3. Par une mesure d'instruction en date du 10 mars 2022, qui n'a fait l'objet d'aucune réponse de la part de la commune, la cour a demandé à la commune de Draveil d'apporter, dans un délai de 15 jours, les justificatifs de la mention de l'affichage en mairie de la délibération du 26 juin 2019 dans un ou plusieurs journaux diffusés dans le département. Ainsi, dès lors que la commune n'apporte pas la preuve de l'affichage en mairie de la délibération litigieuse ni la mention de cet affichage dans un journal diffusé dans le département, le délai de recours contentieux n'avait pas commencé à courir, de telle sorte que le recours gracieux exercé par M. B... reçu le 6 septembre 2019 ne pouvait être considéré comme tardif. En outre, ce recours gracieux a fait l'objet d'un accusé de réception de la part de la commune en date du 12 septembre 2019 indiquant qu'en l'absence de réponse de sa part dans un délai de deux mois, l'intéressé pourrait saisir le tribunal administratif de Versailles. Dès lors, la décision implicite de rejet de son recours gracieux étant née le 6 novembre 2019, M. B... pouvait engager un recours contentieux jusqu'au 7 janvier 2020. La demande de première instance ayant été enregistrée le 6 janvier 2020 par le greffe du tribunal administratif de Versailles, cette dernière n'était donc pas tardive. Par suite, c'est à tort que le premier juge a rejeté la demande de M. B... comme étant irrecevable. Il y a donc lieu de statuer par la voie de l'évocation sur l'ensemble des conclusions présentées par M. B... en première instance.
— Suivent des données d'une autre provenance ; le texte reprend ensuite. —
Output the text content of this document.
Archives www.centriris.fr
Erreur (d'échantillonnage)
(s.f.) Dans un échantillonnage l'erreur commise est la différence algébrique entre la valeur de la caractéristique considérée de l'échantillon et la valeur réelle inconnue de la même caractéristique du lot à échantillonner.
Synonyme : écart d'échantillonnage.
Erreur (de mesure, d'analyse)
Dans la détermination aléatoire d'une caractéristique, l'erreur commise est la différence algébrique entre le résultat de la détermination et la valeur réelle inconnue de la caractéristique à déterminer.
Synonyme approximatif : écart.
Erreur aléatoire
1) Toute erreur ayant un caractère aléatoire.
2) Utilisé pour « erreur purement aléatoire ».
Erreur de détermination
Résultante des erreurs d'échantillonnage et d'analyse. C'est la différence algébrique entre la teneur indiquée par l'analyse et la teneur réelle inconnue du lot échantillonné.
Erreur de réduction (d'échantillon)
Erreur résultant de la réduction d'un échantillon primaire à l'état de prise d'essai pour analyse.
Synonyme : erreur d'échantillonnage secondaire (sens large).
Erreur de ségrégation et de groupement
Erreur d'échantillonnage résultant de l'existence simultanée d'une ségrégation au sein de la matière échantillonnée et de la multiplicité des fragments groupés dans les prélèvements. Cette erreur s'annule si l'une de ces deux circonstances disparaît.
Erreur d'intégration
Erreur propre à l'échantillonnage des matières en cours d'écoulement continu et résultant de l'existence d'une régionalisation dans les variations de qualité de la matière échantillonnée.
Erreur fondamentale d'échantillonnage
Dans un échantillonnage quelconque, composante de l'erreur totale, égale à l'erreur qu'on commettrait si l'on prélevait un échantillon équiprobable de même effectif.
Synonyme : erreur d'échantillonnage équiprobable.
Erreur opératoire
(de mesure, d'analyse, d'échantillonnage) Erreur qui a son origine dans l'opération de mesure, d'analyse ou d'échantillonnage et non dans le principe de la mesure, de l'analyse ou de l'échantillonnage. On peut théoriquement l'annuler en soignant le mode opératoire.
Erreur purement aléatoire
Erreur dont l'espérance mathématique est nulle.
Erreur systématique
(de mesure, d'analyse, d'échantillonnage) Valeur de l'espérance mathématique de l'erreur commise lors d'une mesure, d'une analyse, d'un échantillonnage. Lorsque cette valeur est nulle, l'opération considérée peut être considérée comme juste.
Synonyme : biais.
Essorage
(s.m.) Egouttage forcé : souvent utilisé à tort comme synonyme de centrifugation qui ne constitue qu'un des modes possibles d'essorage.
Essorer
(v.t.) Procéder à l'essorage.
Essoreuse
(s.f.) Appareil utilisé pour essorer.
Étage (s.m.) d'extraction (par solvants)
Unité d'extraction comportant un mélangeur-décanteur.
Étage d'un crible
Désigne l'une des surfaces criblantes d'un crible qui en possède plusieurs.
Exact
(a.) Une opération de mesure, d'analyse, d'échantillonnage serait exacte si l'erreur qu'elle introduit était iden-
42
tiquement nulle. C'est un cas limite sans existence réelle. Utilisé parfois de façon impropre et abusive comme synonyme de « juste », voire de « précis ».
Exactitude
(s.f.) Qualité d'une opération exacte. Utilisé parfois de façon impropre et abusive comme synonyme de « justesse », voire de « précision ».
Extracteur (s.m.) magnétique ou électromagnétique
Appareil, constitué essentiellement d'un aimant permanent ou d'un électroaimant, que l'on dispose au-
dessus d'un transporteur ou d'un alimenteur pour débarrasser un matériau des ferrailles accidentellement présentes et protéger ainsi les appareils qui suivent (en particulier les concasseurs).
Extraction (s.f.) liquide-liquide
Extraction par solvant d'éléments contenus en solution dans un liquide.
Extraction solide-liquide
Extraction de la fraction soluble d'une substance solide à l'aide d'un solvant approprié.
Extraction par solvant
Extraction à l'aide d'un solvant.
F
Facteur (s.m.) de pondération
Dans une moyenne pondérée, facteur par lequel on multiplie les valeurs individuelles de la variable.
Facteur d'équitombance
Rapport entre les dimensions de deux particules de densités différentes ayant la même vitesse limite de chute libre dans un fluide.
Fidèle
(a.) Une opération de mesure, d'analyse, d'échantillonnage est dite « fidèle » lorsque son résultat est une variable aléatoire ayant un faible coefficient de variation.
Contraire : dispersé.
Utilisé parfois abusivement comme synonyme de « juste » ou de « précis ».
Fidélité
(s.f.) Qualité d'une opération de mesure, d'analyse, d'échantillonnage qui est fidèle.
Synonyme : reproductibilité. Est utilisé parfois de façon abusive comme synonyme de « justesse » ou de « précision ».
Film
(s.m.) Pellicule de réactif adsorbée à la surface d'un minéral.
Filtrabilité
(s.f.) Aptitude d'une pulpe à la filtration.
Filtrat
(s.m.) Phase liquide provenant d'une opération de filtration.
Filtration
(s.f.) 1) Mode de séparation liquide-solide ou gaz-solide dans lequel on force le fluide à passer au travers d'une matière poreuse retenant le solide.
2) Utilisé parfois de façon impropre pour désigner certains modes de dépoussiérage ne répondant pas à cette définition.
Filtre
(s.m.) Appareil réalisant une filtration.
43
Sur le bien-fondé de l'ordonnance attaquée :

4. En premier lieu, aux termes de l'article L. 153-12 du code de l'urbanisme : " Un débat a lieu au sein de l'organe délibérant de l'établissement public de coopération intercommunale et des conseils municipaux ou du conseil municipal sur les orientations générales du projet d'aménagement et de développement durables mentionné à l'article L. 151-5, au plus tard deux mois avant l'examen du projet de plan local d'urbanisme. Lorsque le plan local d'urbanisme est élaboré par un établissement public de coopération intercommunale, le débat prévu au premier alinéa du présent article au sein des conseils municipaux des communes membres est réputé tenu s'il n'a pas eu lieu au plus tard deux mois avant l'examen du projet de plan local d'urbanisme ". Il résulte de ces dispositions que les orientations générales du projet d'aménagement et de développement durables (PADD) doivent faire l'objet d'une inscription à l'ordre du jour d'une séance du conseil municipal se tenant au moins deux mois avant l'examen du projet de plan local d'urbanisme et que les membres du conseil municipal doivent être mis à même de discuter utilement, à cette occasion, des orientations générales envisagées.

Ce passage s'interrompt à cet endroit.